How civic engagement is changing in Philadelphia

The ways that civic engagement is changing in Philadelphia was the focus of a short keynote I gave to help kickoff the Penn Public Policy Challenge at the Fels Institute of Government on Friday.

I focused on the public-private efforts that have been a defining part of the civic-minded technology community I’ve covered in Philadelphia for the last years. I spoke to about 40 mostly Penn graduate students who will be participating in the competition over the next few months. Find my notes below.

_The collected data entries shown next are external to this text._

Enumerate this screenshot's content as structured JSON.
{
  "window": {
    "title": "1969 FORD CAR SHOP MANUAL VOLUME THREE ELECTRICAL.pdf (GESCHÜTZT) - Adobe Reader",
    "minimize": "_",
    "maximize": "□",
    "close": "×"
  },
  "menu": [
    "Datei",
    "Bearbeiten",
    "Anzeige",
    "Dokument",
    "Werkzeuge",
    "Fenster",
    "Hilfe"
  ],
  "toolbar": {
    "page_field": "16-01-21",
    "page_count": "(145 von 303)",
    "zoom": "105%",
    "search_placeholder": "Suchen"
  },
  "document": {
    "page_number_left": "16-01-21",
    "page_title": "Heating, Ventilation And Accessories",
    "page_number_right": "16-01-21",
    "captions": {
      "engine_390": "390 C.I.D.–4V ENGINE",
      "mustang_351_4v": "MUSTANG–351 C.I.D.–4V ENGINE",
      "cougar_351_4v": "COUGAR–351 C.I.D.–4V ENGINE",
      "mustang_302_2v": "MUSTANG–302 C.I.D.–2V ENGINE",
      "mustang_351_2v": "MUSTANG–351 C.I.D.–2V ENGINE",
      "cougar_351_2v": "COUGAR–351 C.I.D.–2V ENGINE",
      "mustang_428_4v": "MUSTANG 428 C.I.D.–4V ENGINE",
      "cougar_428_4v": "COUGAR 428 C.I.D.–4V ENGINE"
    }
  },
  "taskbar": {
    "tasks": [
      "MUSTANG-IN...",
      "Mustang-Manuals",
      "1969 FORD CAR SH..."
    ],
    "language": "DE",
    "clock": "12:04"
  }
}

Three big concepts that have shaped civic engagement of today:

  1. The web heightened an expectation for delivery of services and transparency and the ripple effects of related technologies have made this far easier to happen.
  2. A recession helped bring about entrepreneurship as the ideal.
  3. A generation of Millennials are toying with mission and urbanism and impact.

Three local examples that failed:

  1. Independence and Policy: Budget Bulldog removes employee salary (coming back in December, we hear) and PhillyAddress.com threatened with cease and desist because these ideas lacked full independence and did not fit into a strong policy.
  2. Too big of a problem: crowdfunding for the School District (half of the money came from the city) because people felt the idea was immovable.
  3. Lack of Specificity and Ownership: Change by Us from Code for America never fully launched with real users because there wasn’t a clear call to action.

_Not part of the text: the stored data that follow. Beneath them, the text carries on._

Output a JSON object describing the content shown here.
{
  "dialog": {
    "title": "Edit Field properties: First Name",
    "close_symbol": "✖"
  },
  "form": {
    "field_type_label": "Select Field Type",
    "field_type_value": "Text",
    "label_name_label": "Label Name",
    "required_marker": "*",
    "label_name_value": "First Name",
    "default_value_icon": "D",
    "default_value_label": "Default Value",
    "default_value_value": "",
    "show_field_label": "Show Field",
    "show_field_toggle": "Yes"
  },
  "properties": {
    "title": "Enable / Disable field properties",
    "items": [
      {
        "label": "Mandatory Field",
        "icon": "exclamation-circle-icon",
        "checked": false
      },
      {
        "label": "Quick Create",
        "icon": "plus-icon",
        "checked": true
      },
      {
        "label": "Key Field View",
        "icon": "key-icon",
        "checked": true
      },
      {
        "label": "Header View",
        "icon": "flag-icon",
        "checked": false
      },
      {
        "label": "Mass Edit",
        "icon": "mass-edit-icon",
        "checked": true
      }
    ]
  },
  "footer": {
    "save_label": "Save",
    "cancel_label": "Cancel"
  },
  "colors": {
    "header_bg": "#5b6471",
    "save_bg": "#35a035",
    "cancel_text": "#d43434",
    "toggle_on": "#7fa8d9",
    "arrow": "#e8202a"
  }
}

Three local examples that succeeded:

  1. Community and Informal Leadership: OpenAccessPhilly and Philly Rising were able to launch efforts like OpenDataPhilly because of flexibility and strong community buy in.
  2. Minimum Viable Product (Lean Startup methodology) and Stewardship: A SEPTA app launched long after they released their data.
  3. Follow and empower: Philadelphia Police social media tips program is one of its highlights.

Three examples I’m waiting to see:

  1. Partnerships: FastFWD social enterprise incubator: will its stakeholders strengthen or kill it?
  2. StartupPHL: will a modest seed fund attract more or was it going to happen anyway?
  3. KEYSPOT: Can you build a cohesive network without the money to back it?

Big Question of Transition: Will any of this be institutionalized or will it die when current Mayor Nutter’s administration transitions out? That’s the question for students and civic leaders: can our work last beyond our volunteer efforts in them?